One of the mantras of the eat-local movement is to eat what is in season. This has several advantages, among them reduction in energy used in shipping foods hundreds or thousands of miles, as well as saving the monetary and environmental costs associated with the energy saved. Other advantages are the increase in dietary variety and improved nutritional quality. Instead of eating the same half dozen foods all the time, sometimes from local sources, sometimes from a hemisphere away, eating locally means consuming early, late and winter season foods as they are available.
I’m now producing food year-round, so I am changing my eating habits to match what I produce. I notice what I use in my Saturday scrambled vegetables changes, from greens to string beans to squash to tomatoes and back to greens again. It’s also something I notice in dishes I make for potlucks or dinners.
In mid-September, I made a tomato and cucumber salad for a house concert potluck (see Scotland reprise), and in early October I prepared spaghetti, a squash side dish, another tomato and cucumber salad, and applesauce when I hosted my men’s group (see My Michael Pollan Meal).

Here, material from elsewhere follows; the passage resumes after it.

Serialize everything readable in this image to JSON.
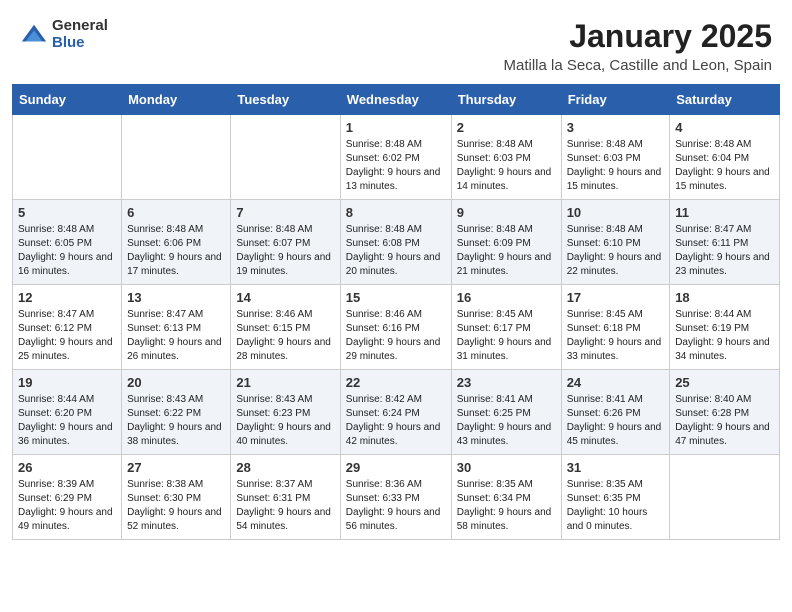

This past weekend, I made an amazing (if I do say so myself) salad for a monthly potluck a friend recently started (see picture). This salad had all homemade ingredients: six varieties of lettuce (my first harvest of the winter season), three varieties of tomatoes (my last ripe ones, except for the orange globe tomatoes, which will keep going for a few more weeks), semi-ripe red sweet peppers (my last harvest of the summer season), end-of-season cape gooseberries and beginning-of-season figs. The day after Thanksgiving, I’ll be stopping to visit friends on the way back to the Bay Area, and will contribute fried green tomatoes for dinner, cooked from the plentiful but unripened tomatoes from bushes I pulled out last weekend.
Now that my winter crops are beginning to produce, I look forward to future potluck dishes made from my rapidly growing kale and cabbage. How about some cole slaw or sauerkraut made from the coming season’s cabbage? Or, perhaps, some Mandarin oranges, ripening in the new year? Eating seasonally is an ever-evolving pleasure.